日中関係の再考 その1 いまなにが起きているのか
Japan In-depth / 2024年7月30日 0時0分
古森義久(ジャーナリスト/麗澤大学特別教授)
「古森義久の内外透視」
【まとめ】
・自民党の森山裕総務会長が7月23日中国の王毅外相と会談した。
・日本製鉄が中国の宝山鋼鉄との合弁事業を止めることが報じられた。
・接近と離反と、いずれも日本側が右往左往する形となっている。
日本のメディアや一般の関心がパリ・オリンピックやアメリカの大統領選に集まるなかで、日本と中国との間でまた新たな動きが頭をもたげてきた。日本にとっての中国との関係はいうまでもなく、国家の根幹にかかわる重大事である。ではどんな動きがあるのか。
まずは岸田政権の閣僚や自民党の要人による北京訪問である。もっとも顕著なのは自民党の森山裕総務会長の7月23日の王毅外相との会談だった。森山氏はこの会談の総括として「中国との戦略的互恵関係を推進したい」という声明を読み上げていた。日本側がまた中国側にすり寄るという構図だった。
同時に日本製鉄が中国の宝山鋼鉄との合弁事業を止めることが報じられた。この日中の鉄鋼の結びつきは日本が中国側を全面支援するという方式で1977年に始まった。以来、半世紀、日中友好のシンボルのようにみられてきた結びつきだった。その絆が終わるというのだ。

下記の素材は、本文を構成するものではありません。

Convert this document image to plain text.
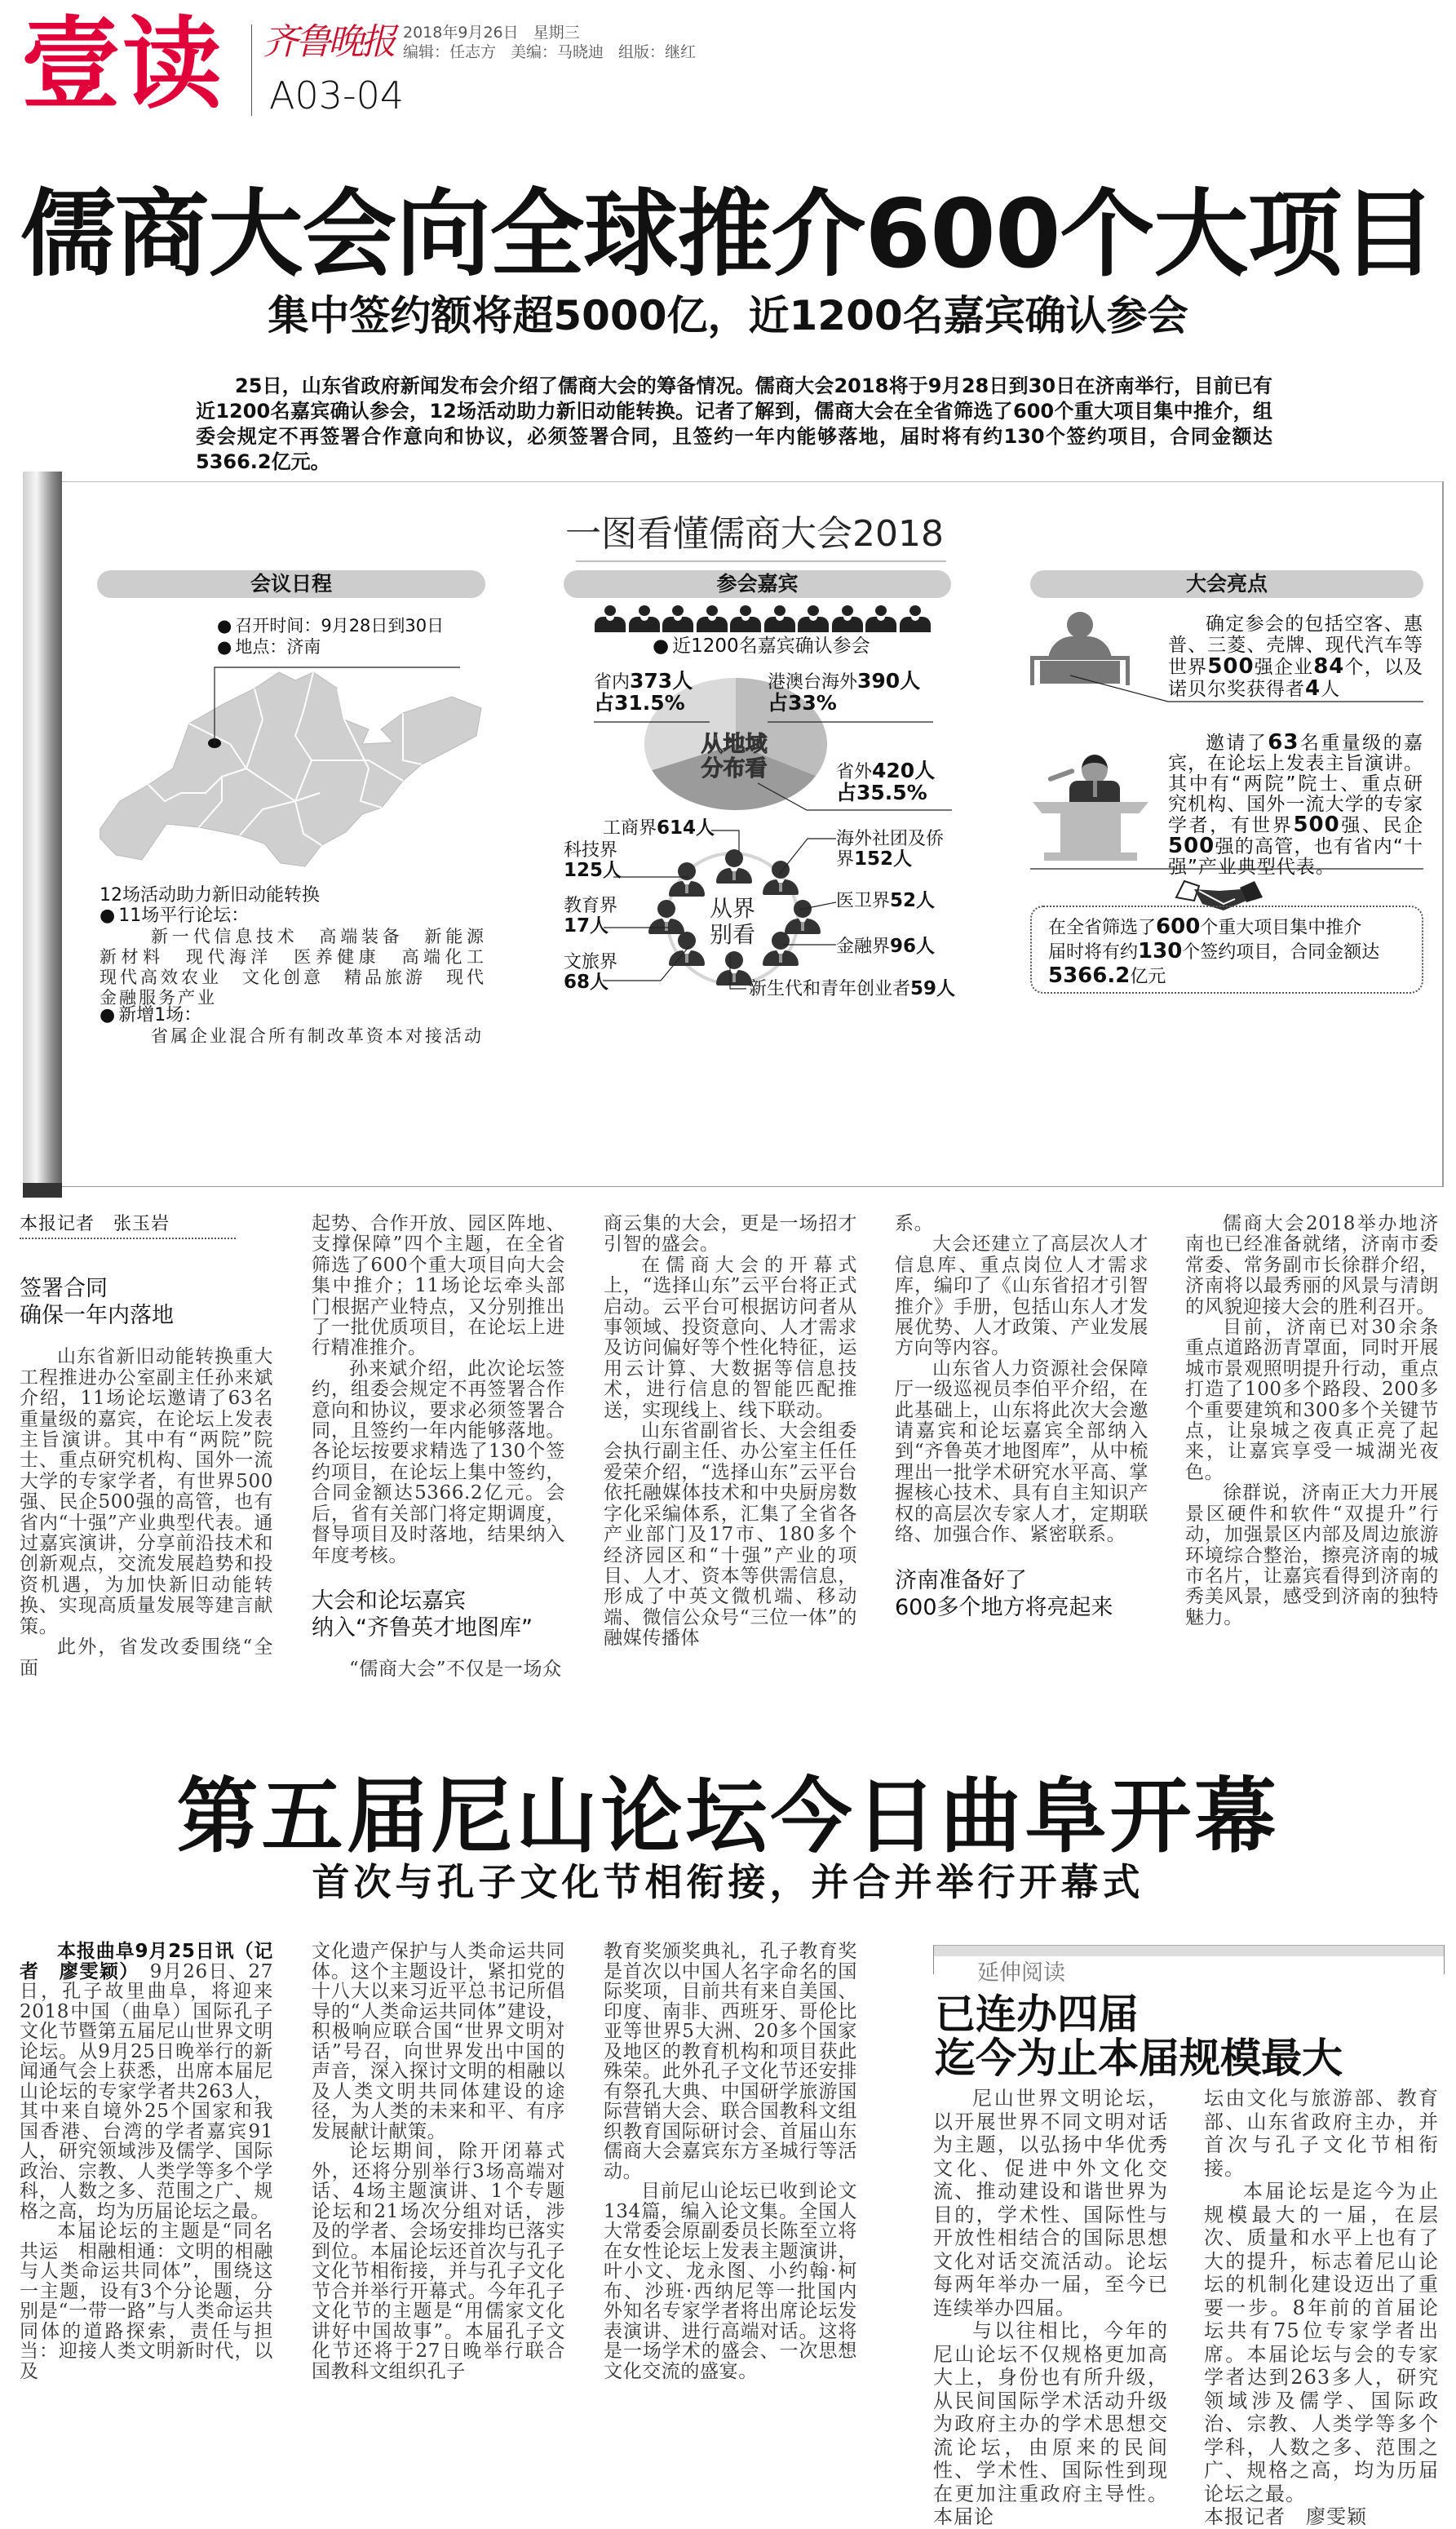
壹读 齐鲁晚报 2018年9月26日 星期三
编辑：任志方 美编：马晓迪 组版：继红
A03-04
儒商大会向全球推介600个大项目
集中签约额将超5000亿，近1200名嘉宾确认参会

25日，山东省政府新闻发布会介绍了儒商大会的筹备情况。儒商大会2018将于9月28日到30日在济南举行，目前已有近1200名嘉宾确认参会，12场活动助力新旧动能转换。记者了解到，儒商大会在全省筛选了600个重大项目集中推介，组委会规定不再签署合作意向和协议，必须签署合同，且签约一年内能够落地，届时将有约130个签约项目，合同金额达5366.2亿元。

一图看懂儒商大会2018
会议日程
● 召开时间：9月28日到30日
● 地点：济南
12场活动助力新旧动能转换
● 11场平行论坛：
新一代信息技术　高端装备　新能源　新材料　现代海洋　医养健康　高端化工　现代高效农业　文化创意　精品旅游　现代金融服务产业
● 新增1场：
省属企业混合所有制改革资本对接活动
参会嘉宾
● 近1200名嘉宾确认参会
从地域
分布看
省内373人
占31.5%
港澳台海外390人
占33%
省外420人
占35.5%
从界
别看
工商界614人
科技界
125人
海外社团及侨界152人
教育界
17人
医卫界52人
文旅界
68人
金融界96人
新生代和青年创业者59人
大会亮点

确定参会的包括空客、惠普、三菱、壳牌、现代汽车等世界500强企业84个，以及诺贝尔奖获得者4人

邀请了63名重量级的嘉宾，在论坛上发表主旨演讲。其中有“两院”院士、重点研究机构、国外一流大学的专家学者，有世界500强、民企500强的高管，也有省内“十强”产业典型代表。

在全省筛选了600个重大项目集中推介
届时将有约130个签约项目，合同金额达
5366.2亿元

本报记者　张玉岩

签署合同
确保一年内落地

山东省新旧动能转换重大工程推进办公室副主任孙来斌介绍，11场论坛邀请了63名重量级的嘉宾，在论坛上发表主旨演讲。其中有“两院”院士、重点研究机构、国外一流大学的专家学者，有世界500强、民企500强的高管，也有省内“十强”产业典型代表。通过嘉宾演讲，分享前沿技术和创新观点，交流发展趋势和投资机遇，为加快新旧动能转换、实现高质量发展等建言献策。

此外，省发改委围绕“全面

起势、合作开放、园区阵地、支撑保障”四个主题，在全省筛选了600个重大项目向大会集中推介；11场论坛牵头部门根据产业特点，又分别推出了一批优质项目，在论坛上进行精准推介。

孙来斌介绍，此次论坛签约，组委会规定不再签署合作意向和协议，要求必须签署合同，且签约一年内能够落地。各论坛按要求精选了130个签约项目，在论坛上集中签约，合同金额达5366.2亿元。会后，省有关部门将定期调度，督导项目及时落地，结果纳入年度考核。

大会和论坛嘉宾
纳入“齐鲁英才地图库”

“儒商大会”不仅是一场众

商云集的大会，更是一场招才引智的盛会。

在儒商大会的开幕式上，“选择山东”云平台将正式启动。云平台可根据访问者从事领域、投资意向、人才需求及访问偏好等个性化特征，运用云计算、大数据等信息技术，进行信息的智能匹配推送，实现线上、线下联动。

山东省副省长、大会组委会执行副主任、办公室主任任爱荣介绍，“选择山东”云平台依托融媒体技术和中央厨房数字化采编体系，汇集了全省各产业部门及17市、180多个经济园区和“十强”产业的项目、人才、资本等供需信息，形成了中英文微机端、移动端、微信公众号“三位一体”的融媒传播体

系。

大会还建立了高层次人才信息库、重点岗位人才需求库，编印了《山东省招才引智推介》手册，包括山东人才发展优势、人才政策、产业发展方向等内容。

山东省人力资源社会保障厅一级巡视员李伯平介绍，在此基础上，山东将此次大会邀请嘉宾和论坛嘉宾全部纳入到“齐鲁英才地图库”，从中梳理出一批学术研究水平高、掌握核心技术、具有自主知识产权的高层次专家人才，定期联络、加强合作、紧密联系。

济南准备好了
600多个地方将亮起来

儒商大会2018举办地济南也已经准备就绪，济南市委常委、常务副市长徐群介绍，济南将以最秀丽的风景与清朗的风貌迎接大会的胜利召开。

目前，济南已对30余条重点道路沥青罩面，同时开展城市景观照明提升行动，重点打造了100多个路段、200多个重要建筑和300多个关键节点，让泉城之夜真正亮了起来，让嘉宾享受一城湖光夜色。

徐群说，济南正大力开展景区硬件和软件“双提升”行动，加强景区内部及周边旅游环境综合整治，擦亮济南的城市名片，让嘉宾看得到济南的秀美风景，感受到济南的独特魅力。

第五届尼山论坛今日曲阜开幕
首次与孔子文化节相衔接，并合并举行开幕式

本报曲阜9月25日讯（记者　廖雯颖）　9月26日、27日，孔子故里曲阜，将迎来2018中国（曲阜）国际孔子文化节暨第五届尼山世界文明论坛。从9月25日晚举行的新闻通气会上获悉，出席本届尼山论坛的专家学者共263人，其中来自境外25个国家和我国香港、台湾的学者嘉宾91人，研究领域涉及儒学、国际政治、宗教、人类学等多个学科，人数之多、范围之广、规格之高，均为历届论坛之最。

本届论坛的主题是“同名共运　相融相通：文明的相融与人类命运共同体”，围绕这一主题，设有3个分论题，分别是“一带一路”与人类命运共同体的道路探索，责任与担当：迎接人类文明新时代，以及

文化遗产保护与人类命运共同体。这个主题设计，紧扣党的十八大以来习近平总书记所倡导的“人类命运共同体”建设，积极响应联合国“世界文明对话”号召，向世界发出中国的声音，深入探讨文明的相融以及人类文明共同体建设的途径，为人类的未来和平、有序发展献计献策。

论坛期间，除开闭幕式外，还将分别举行3场高端对话、4场主题演讲、1个专题论坛和21场次分组对话，涉及的学者、会场安排均已落实到位。本届论坛还首次与孔子文化节相衔接，并与孔子文化节合并举行开幕式。今年孔子文化节的主题是“用儒家文化讲好中国故事”。本届孔子文化节还将于27日晚举行联合国教科文组织孔子

教育奖颁奖典礼，孔子教育奖是首次以中国人名字命名的国际奖项，目前共有来自美国、印度、南非、西班牙、哥伦比亚等世界5大洲、20多个国家及地区的教育机构和项目获此殊荣。此外孔子文化节还安排有祭孔大典、中国研学旅游国际营销大会、联合国教科文组织教育国际研讨会、首届山东儒商大会嘉宾东方圣城行等活动。

目前尼山论坛已收到论文134篇，编入论文集。全国人大常委会原副委员长陈至立将在女性论坛上发表主题演讲，叶小文、龙永图、小约翰·柯布、沙班·西纳尼等一批国内外知名专家学者将出席论坛发表演讲、进行高端对话。这将是一场学术的盛会、一次思想文化交流的盛宴。

延伸阅读
已连办四届
迄今为止本届规模最大

尼山世界文明论坛，以开展世界不同文明对话为主题，以弘扬中华优秀文化、促进中外文化交流、推动建设和谐世界为目的，学术性、国际性与开放性相结合的国际思想文化对话交流活动。论坛每两年举办一届，至今已连续举办四届。

与以往相比，今年的尼山论坛不仅规格更加高大上，身份也有所升级，从民间国际学术活动升级为政府主办的学术思想交流论坛，由原来的民间性、学术性、国际性到现在更加注重政府主导性。本届论

坛由文化与旅游部、教育部、山东省政府主办，并首次与孔子文化节相衔接。

本届论坛是迄今为止规模最大的一届，在层次、质量和水平上也有了大的提升，标志着尼山论坛的机制化建设迈出了重要一步。8年前的首届论坛共有75位专家学者出席。本届论坛与会的专家学者达到263多人，研究领域涉及儒学、国际政治、宗教、人类学等多个学科，人数之多、范围之广、规格之高，均为历届论坛之最。

本报记者　廖雯颖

上記の二つの出来事は日中関係のいまの錯綜を雄弁に物語る。岸田首相下の自民党中枢は中国側に媚びるように接近する。中国要人と会っても、中国側の不当な言動にはまず抗議しない。
他方、鉄鋼業界では日本側の最大手が中国との縁を切るという。日本の経済界には中国政府が日本企業駐在員を根拠も示さずに逮捕し、拘束することへの不満や恐怖も根深い。
この自民党と日本経済界の態度は奇妙なコントラストを描く。接近と離反と、いずれも日本側が右往左往する形なのだ。中国側は自若としてみえる。この構図も近年の日中関係ではなじみの光景だといえる。
さて日本と中国の関係はいまどうなっているのか。そしてこれからどうなるのか。日本にとって中国との関係は国家の運命をも左右する重大要素である。この点、日本の対アメリカ関係にも別な意味で匹敵する。だから日中関係のあり方、その基盤となる中国側の日本への政策や戦略、さらに日本側の対応は日本のまさに国運にかかわる致命的な現実なのだ。
東京、北京、ワシントンから長年、日中関係の変遷を考察してきた体験に基づき、その現状と展望を改めて報告したい。この作業は日中再考とも呼べる。ただし私にとっては日中再再考である。なぜなら産経新聞の初代の中国総局長だった2001年までの2年余りの体験を同紙で「日中再考」と題して連載したからだ。この連載は後にそのままのタイトルで単行本ともなった。その時点で再考した日中関係をここでまた再考、つまり再再考を試みるわけである。